Given an array of positive and negative integers, what is the most efficient way to find the subarray with the maximum harmonic mean? Thanks!

• +13

 » 5 weeks ago, # |   +1 What is the source of this problem? Are there any other constraints?
•  » » 5 weeks ago, # ^ |   +3 This question came as a random thought as I was trying to create more questions for my school's judge. It is purely a matter of interest ^^
•  » » » 5 weeks ago, # ^ |   +4 Wouldn't it be just the maximum number in array?
•  » » » 5 weeks ago, # ^ |   +9 OK. That explains my weird feeling reading the problem. With no further constraints, there can be division by zero in calculating the harmonic mean of some subarrays due to negative inputs, for example with 1 -1. Even if input guarantees that this cannot happen or it is clarified that this doesn't count, the correct output can be large when the sum in the denominator only approximately cancels out. The correct output for 8 -9 -9 10 is 1440. If there's a particularly efficient way to search for such near-cancellations, it's at least not obvious to me.If instead all input is positive, then (unless you want the problem to be 'print the maximum of the input' in disguise) some constraint on the size of the subarrays to be considered seems appropriate.

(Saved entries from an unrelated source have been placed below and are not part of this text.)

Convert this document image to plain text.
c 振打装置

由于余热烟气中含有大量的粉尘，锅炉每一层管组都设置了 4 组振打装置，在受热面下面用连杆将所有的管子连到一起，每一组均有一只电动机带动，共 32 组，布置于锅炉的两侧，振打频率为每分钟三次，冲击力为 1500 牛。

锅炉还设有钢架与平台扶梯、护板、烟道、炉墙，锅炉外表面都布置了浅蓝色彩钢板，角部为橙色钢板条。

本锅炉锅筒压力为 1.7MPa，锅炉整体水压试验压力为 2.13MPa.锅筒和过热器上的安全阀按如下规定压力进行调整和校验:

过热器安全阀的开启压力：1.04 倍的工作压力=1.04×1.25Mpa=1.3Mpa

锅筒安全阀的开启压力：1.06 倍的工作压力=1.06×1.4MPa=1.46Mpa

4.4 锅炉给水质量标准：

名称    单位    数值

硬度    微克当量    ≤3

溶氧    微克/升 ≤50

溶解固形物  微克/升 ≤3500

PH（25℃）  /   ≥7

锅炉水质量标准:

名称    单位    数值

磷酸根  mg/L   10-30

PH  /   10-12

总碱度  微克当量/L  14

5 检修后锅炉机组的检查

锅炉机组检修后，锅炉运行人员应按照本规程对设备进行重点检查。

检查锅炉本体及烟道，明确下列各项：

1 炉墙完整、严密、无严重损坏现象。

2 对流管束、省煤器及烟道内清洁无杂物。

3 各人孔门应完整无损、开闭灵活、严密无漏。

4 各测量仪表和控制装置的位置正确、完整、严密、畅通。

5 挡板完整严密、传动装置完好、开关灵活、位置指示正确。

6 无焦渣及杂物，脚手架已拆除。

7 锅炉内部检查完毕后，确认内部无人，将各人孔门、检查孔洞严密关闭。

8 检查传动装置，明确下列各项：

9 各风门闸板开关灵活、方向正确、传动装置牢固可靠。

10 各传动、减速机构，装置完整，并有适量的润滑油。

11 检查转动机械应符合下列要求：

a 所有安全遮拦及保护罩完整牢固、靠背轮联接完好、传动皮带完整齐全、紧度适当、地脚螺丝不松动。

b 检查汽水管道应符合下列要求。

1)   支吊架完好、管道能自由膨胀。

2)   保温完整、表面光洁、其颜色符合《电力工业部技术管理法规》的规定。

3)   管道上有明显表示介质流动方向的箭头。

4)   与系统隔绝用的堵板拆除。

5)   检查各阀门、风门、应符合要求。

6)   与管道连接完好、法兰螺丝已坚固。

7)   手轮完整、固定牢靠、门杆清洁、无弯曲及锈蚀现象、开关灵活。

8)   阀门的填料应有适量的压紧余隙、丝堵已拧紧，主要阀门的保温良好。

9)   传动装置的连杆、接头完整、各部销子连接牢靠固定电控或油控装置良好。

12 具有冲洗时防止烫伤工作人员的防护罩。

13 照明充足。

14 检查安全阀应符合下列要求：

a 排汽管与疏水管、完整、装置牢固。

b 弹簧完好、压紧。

•  » » » » 5 weeks ago, # ^ |   +3 Thank you! I honestly had not realised at first and you pointed out many insightful observations. That resolves the problem :)

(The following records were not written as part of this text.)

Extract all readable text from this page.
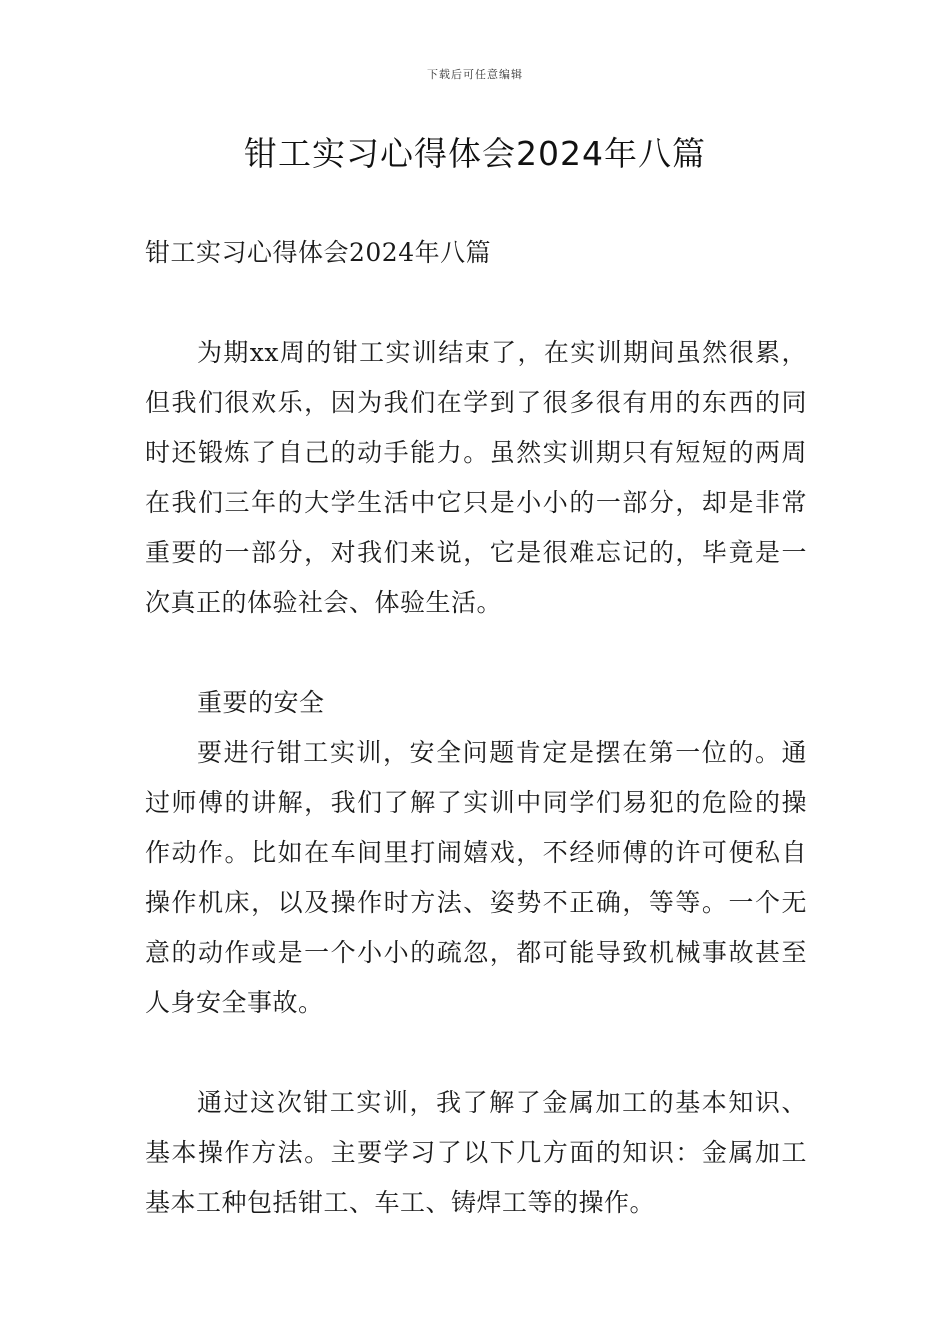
下载后可任意编辑
钳工实习心得体会2024年八篇

钳工实习心得体会2024年八篇

为期xx周的钳工实训结束了，在实训期间虽然很累，但我们很欢乐，因为我们在学到了很多很有用的东西的同时还锻炼了自己的动手能力。虽然实训期只有短短的两周在我们三年的大学生活中它只是小小的一部分，却是非常重要的一部分，对我们来说，它是很难忘记的，毕竟是一次真正的体验社会、体验生活。

重要的安全

要进行钳工实训，安全问题肯定是摆在第一位的。通过师傅的讲解，我们了解了实训中同学们易犯的危险的操作动作。比如在车间里打闹嬉戏，不经师傅的许可便私自操作机床，以及操作时方法、姿势不正确，等等。一个无意的动作或是一个小小的疏忽，都可能导致机械事故甚至人身安全事故。

通过这次钳工实训，我了解了金属加工的基本知识、基本操作方法。主要学习了以下几方面的知识：金属加工基本工种包括钳工、车工、铸焊工等的操作。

 » 5 weeks ago, # | ← Rev. 2 →   +9 There is a stupid systematic way in $O(N \log^3 N)$. Assume without loss of generality that there is at least one positive element.Let $a_i = \frac 1{x_i}$ and $p_i$ be $\sum_{j = 1}^i a_j$ (prefix sum array of $a_i$).We wish to pick two endpoints $l$ and $r$ such that $\frac{r - l + 1}{\sum_{i=l}^r \frac 1{x_i}}$ is maximized. \begin{align} &\phantom{=.}\frac{r - l + 1}{\sum_{i=l}^r \frac 1{x_i}} \\ &= \frac{r - (l - 1)}{\sum_{i=(l - 1) + 1}^r \frac 1{x_i}} \\ \end{align}Let $l_0 = l - 1$, \begin{align} &= \frac{r - l_0}{\sum_{i=l_0 + 1}^r \frac 1{x_i}} \\ &= \frac{r - l_0}{p_r - p_{l_0}} \\ \end{align}We wish to maximize this value. We note for later that $p_r - p_{l_0}$ must be positive. We binary search on $k$ to find how many $0 \leq l_0 \leq r \leq N$ satisfy \begin{align} &= \frac{r - l_0}{p_r - p_{l_0}} \geq k \\ &= r - l_0 \geq p_rk - p_{l_0}k \\ &= r - p_rk \geq l - p_{l_0}k \\ \end{align}Let $b_i = i - p_ik$, then we want to check how many pairs $0 \leq l_0 \leq r \leq N$ satisfy $b_r \geq b_l$ AND $p_r > p_{l_0}$. This is a 3D partial order problem which can be solved using CDQ in $O(N \log^2 N)$. (Tutorial)For each iteration of the binary search, if no pairs $l_0, r$ are found, then $k$ is too high, otherwise, it's at least that value of $k$.Floating point accuracy is likely a big issue. The case where all elements are negative can be handled in a similar way.
•  » » 5 weeks ago, # ^ | ← Rev. 2 →   +1 Binary searching over $k$ probably requires some care, especially when you seem to claim $O(\log n)$ iterations as opposed to something like $O(\log \frac{1}{\varepsilon})$ iterations. The former is certainly achievable, for example by modifying your CDQ queries to provide a random sample and using that $(l_0, r)$ pair's highest possible value of $k$ as your next pivot, but isn't entirely obvious.Floating point accuracy is a very big issue. Unless the bounds are very small, I would prefer to do all arithmetic for this problem in exact arithmetic rather than risk running headfirst toward the limits of what floating-point types the compiler might provide. Obviously this makes arithmetic operations rather expensive, but this seems to be a necessary price to pay. I was already able to craft a testcase that will run afoul of the precision available in a double with $n = 8$ and $| a_i | \leq 1000$:When a = [1, 1, -979, -846, -729, 761, 884, 885], $p_8 = 2 + \frac{1}{6656 823 096 297 660} > p_2 = 2$, but when computed in doubles in the obvious way on my machine, $p_8 = p_2$.Come to think of it, for a fixed $l_0$, the largest harmonic mean is achieved by minimizing the slope $\frac{p_r - p_{l_0}}{r - l_0}$ among points $r > l_0$ with $p_r > p_{l_0}$, which is a convex-hull query, and can be answered in $O((\log n)^2)$ arithmetic operations per query by maintaining a segment tree of dynamic (lower) convex hulls and adding points $(x, p_x)$ in decreasing order of $p_x$.